Breville Barista Express Impress vs Breville Dual Boiler
All-in-one assisted machine versus prosumer dual boiler. The Barista Express Impress at $800 is a complete grind-to-cup machine with assisted tamping. The Breville Dual Boiler at $1,600 has no grinder but offers true simultaneous brew-and-steam, triple PID, and a 58mm group for serious control. Choose the Impress for an easy all-in-one; choose the Dual Boiler for prosumer extraction and milk workflow.
Spec face-off
Bars scaled to the higher value. Coloured = wins that spec.
Full specifications
Strengths & weaknesses
Full comparison
The Express Impress is integrated and assistive: a built-in grinder, intelligent dosing to ~±0.5g, and the Impress assisted tamp, all on a 54mm portafilter with a single thermocoil and a manual wand.
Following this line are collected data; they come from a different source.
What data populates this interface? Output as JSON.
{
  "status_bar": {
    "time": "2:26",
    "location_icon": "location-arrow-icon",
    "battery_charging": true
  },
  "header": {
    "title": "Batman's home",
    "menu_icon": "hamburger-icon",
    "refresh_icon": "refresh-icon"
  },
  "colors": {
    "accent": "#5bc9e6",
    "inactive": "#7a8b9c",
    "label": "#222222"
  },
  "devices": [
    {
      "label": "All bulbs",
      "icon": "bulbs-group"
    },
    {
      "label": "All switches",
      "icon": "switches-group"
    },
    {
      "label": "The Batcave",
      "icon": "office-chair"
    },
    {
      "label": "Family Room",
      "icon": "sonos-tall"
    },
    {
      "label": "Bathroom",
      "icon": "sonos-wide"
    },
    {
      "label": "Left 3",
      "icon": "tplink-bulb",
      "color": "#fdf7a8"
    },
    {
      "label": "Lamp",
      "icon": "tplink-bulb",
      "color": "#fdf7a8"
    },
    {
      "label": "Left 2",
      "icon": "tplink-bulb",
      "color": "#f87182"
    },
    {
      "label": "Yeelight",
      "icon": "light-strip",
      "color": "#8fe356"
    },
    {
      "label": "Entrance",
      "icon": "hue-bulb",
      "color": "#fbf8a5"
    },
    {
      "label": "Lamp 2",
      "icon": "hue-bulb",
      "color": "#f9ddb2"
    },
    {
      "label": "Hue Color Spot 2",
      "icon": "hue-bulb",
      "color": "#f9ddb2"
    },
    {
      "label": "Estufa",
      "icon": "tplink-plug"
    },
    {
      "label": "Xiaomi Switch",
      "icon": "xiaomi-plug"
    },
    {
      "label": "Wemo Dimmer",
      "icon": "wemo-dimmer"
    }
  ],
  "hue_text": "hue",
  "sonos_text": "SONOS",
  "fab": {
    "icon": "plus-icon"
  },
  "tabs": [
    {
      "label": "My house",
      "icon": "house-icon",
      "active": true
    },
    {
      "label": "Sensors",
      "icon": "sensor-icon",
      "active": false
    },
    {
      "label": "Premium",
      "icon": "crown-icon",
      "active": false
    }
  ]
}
The Dual Boiler is grinder-less but far more capable: two PID boilers plus a heated group hold temperature to ±2°F and allow simultaneous brewing and steaming with no wait, with programmable pre-infusion up to 60 seconds and a commercial 58mm group.
The Impress removes beginner variables in one box; the Dual Boiler removes thermal and workflow limitations for an enthusiast. If you value never buying a separate grinder and getting repeatable shots with no skill, the Impress wins; if you value simultaneous brew-and-steam, deep dialing, and the 58mm ecosystem, the Dual Boiler does.
The Impress's single thermocoil forces a brew-to-steam wait and its 54mm format limits accessories; the Dual Boiler needs a separate grinder (adding cost) but offers prosumer headroom the Impress can't.
Buy the Barista Express Impress ($800) for a complete, assisted, easy grind-to-cup machine. Buy the Breville Dual Boiler ($1,600) for simultaneous brew-and-steam and serious extraction control, with your own grinder.